Auch die Verjährungsfristen ändern sich zugunsten des Verbrauchers. Gewährleistungsansprüche verjähren bei Sachen mit digitalen Elementen gemäß § 475e Abs. 3 BGB n.F. erst 2 Monate nach dem erstmaligen Auftreten eines Mangels, so dass beim Auftreten eines Mangels am letzten Tag der Verjährungsfrist sich die Gewährleistungsfrist entsprechend verlängert. Abweichende Vereinbarungen zu Ungunsten des Verbrauchers sind unzulässig.

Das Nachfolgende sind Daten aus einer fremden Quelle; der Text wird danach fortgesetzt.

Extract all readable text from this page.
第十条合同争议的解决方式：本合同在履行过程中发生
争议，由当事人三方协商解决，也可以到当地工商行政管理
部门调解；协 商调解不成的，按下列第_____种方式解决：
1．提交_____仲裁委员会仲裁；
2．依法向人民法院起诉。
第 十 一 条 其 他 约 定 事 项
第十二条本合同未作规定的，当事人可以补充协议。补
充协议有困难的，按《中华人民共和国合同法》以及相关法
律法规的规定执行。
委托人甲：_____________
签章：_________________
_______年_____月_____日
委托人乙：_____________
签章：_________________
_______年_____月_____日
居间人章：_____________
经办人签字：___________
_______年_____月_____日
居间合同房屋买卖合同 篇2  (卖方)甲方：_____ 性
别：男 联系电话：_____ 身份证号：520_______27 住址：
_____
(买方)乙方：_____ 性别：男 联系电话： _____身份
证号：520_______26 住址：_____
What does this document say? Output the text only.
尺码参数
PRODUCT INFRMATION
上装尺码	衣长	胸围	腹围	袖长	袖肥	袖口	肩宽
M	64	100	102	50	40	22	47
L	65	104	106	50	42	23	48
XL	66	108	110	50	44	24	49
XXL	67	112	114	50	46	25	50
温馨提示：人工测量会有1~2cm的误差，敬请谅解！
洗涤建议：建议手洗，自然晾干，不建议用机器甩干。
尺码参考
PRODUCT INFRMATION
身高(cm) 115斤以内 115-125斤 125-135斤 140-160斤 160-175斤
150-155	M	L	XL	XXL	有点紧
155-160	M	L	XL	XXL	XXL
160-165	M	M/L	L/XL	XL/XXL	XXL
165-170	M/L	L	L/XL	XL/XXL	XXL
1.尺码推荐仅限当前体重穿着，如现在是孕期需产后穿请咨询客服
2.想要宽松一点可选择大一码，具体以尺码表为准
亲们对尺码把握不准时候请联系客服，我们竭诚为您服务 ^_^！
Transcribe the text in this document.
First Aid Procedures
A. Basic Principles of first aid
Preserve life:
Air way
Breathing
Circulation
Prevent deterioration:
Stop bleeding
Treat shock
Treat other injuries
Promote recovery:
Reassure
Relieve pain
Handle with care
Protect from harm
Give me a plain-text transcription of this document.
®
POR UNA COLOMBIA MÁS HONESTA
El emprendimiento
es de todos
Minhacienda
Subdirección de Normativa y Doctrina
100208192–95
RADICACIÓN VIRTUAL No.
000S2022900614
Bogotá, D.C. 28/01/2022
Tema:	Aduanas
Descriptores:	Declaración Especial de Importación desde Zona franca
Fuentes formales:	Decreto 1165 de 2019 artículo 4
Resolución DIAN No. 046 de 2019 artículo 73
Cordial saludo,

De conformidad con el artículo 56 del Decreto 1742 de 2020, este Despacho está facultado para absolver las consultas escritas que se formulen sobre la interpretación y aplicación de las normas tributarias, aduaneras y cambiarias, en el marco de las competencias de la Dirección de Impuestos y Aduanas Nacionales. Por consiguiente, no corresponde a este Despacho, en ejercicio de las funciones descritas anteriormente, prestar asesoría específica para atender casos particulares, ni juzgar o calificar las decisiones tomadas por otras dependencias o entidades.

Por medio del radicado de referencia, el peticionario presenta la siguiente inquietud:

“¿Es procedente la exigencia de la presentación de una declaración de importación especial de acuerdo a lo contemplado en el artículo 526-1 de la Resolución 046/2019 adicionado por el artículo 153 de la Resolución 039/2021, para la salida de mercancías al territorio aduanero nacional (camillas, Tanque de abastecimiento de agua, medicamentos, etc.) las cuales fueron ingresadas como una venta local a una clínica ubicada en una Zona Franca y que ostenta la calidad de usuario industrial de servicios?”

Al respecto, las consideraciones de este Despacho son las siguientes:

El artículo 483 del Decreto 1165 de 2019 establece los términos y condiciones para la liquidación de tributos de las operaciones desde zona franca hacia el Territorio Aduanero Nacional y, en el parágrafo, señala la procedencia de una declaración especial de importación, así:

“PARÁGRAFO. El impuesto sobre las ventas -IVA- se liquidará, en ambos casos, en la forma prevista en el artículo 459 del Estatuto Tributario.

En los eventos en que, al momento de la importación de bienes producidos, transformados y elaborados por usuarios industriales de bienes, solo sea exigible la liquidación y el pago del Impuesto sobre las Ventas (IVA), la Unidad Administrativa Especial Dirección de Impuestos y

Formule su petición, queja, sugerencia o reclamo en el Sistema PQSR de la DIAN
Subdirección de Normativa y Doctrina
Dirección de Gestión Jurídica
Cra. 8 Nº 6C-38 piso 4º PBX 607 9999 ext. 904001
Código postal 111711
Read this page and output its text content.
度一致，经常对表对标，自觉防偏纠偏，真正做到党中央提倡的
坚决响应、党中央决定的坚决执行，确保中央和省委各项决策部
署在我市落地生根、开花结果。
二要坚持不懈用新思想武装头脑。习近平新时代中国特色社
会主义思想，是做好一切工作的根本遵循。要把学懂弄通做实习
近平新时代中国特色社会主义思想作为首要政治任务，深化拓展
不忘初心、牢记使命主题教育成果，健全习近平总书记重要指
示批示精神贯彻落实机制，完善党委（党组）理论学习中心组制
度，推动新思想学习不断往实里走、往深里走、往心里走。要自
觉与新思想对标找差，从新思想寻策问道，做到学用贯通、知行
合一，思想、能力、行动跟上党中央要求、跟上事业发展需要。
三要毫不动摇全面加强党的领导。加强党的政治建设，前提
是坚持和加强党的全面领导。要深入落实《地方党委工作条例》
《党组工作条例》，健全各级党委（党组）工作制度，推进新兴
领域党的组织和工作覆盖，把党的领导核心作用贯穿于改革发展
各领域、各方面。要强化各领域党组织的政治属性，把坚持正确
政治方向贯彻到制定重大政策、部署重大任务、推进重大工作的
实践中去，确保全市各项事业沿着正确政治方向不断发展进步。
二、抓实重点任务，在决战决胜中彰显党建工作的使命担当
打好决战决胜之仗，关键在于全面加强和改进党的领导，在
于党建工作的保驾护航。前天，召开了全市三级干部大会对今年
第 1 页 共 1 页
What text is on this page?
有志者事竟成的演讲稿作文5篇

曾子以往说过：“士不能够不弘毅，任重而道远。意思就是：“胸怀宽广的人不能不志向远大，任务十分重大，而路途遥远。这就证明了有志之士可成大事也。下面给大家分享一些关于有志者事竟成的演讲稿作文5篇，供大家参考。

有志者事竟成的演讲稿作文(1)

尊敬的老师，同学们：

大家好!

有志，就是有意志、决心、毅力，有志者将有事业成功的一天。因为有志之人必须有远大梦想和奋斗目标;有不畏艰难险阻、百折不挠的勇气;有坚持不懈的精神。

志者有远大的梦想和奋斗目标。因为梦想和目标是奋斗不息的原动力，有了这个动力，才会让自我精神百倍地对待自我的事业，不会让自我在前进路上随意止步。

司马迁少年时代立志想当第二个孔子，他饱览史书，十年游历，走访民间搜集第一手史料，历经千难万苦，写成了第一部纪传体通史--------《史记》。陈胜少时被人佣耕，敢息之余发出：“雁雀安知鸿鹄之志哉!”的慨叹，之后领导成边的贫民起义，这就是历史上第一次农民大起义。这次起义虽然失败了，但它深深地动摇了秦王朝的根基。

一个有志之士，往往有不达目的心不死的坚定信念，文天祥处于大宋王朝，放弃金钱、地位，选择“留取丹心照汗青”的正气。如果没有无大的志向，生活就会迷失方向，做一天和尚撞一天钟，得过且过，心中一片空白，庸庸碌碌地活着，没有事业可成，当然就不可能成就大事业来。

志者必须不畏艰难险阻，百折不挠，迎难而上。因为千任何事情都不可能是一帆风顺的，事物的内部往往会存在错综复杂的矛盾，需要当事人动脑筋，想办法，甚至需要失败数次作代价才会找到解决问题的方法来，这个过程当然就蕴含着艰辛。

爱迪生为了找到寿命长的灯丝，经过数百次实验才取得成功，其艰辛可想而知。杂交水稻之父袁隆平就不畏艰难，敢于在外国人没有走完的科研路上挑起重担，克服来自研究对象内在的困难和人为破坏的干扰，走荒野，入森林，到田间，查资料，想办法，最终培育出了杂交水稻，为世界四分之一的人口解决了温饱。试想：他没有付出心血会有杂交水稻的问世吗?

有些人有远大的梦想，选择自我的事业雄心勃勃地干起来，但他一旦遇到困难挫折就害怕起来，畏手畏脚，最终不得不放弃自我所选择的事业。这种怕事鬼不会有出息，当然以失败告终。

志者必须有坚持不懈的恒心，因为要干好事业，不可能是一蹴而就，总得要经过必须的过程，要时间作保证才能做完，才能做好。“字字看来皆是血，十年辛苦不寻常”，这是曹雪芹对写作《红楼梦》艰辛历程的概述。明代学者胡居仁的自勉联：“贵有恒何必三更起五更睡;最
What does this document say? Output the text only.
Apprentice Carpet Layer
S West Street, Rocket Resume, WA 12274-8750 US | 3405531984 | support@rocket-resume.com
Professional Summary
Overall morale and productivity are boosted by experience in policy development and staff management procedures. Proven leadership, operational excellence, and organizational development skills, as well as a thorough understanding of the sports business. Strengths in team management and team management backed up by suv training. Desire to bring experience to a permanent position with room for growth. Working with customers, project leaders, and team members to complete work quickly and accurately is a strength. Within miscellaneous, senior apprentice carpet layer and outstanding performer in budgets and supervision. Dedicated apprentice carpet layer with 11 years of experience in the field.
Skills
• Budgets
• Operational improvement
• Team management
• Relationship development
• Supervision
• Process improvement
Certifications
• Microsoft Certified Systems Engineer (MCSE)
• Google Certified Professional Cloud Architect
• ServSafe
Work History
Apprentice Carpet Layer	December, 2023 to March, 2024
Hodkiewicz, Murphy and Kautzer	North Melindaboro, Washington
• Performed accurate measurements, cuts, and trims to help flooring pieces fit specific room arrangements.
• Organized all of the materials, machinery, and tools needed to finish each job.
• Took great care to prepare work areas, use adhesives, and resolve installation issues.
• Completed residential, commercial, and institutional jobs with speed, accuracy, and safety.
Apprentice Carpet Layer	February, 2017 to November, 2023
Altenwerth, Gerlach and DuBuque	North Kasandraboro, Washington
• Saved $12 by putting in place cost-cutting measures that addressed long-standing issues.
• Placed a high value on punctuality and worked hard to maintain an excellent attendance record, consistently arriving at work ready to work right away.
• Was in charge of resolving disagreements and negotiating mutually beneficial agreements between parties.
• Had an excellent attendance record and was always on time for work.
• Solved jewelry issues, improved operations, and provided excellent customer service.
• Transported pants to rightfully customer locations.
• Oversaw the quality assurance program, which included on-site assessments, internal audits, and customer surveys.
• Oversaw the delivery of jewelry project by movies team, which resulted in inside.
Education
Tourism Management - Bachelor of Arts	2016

Hilft der Verkäufer einem Mangel durch Nachbesserung ab, so tritt der Ablauf der Verjährungsfrist grundsätzlich erst zwei Monate nach Übergabe der nachgebesserten Sache an den Verbraucher ein.

Verlängerte Beweislastumkehr für Kaufsachemangel

Mit dem 1.1.2022 wird die bisher für einen Zeitraum von sechs Monaten geltende Beweislastumkehr bei Mängeln der Kaufsache auf zwölf Monate verlängert, § 477 BGB n.F.. Damit wird bei nach einem Kauf auftretenden Mängeln der Kaufsache für den Zeitraum von einem Jahr vermutet, dass es sich um einen bereits zum Zeitpunkt des Kaufs vorliegenden Sachmangel handelt, der berechtigte Gewährleistungsrechte auslöst.

Verschärfte Anforderungen an Garantien

Garantieversprechen müssen künftig einfach und verständlich gefasst sein, § 479 BGB n.F.. Sie müssen

  • einen Hinweis auf die gesetzlichen Rechte des Verbrauchers bei Mängeln (Gewährleistungsrechte) enthalten,
  • den Hinweis, dass die Gewährleistungsrechte durch die Garantie nicht geschmälert werden,
  • Name und Anschrift des Garantiegebers sowie
  • eine verständliche Erklärung des Verfahrens für die Geltendmachung der Garantie.

Neuregelung gilt für ab 1. Januar geschlossene Verträge

Für Altverträge, die bis zum 31.12.2021 abgeschlossen werden, gilt noch das alte Recht. Die neuen Regelungen gelten für Verträge, die ab dem 1.1.2022 abgeschlossen werden. Das neue Recht gilt jedoch (mit wenigen Ausnahmen) für Verbraucherverträge über die Bereitstellung digitaler Produkte, die vor dem 1.1.2022 geschlossen wurden, wenn die Bereitstellung des digitalen Produkts erst ab dem 1.1.2022 erfolgt.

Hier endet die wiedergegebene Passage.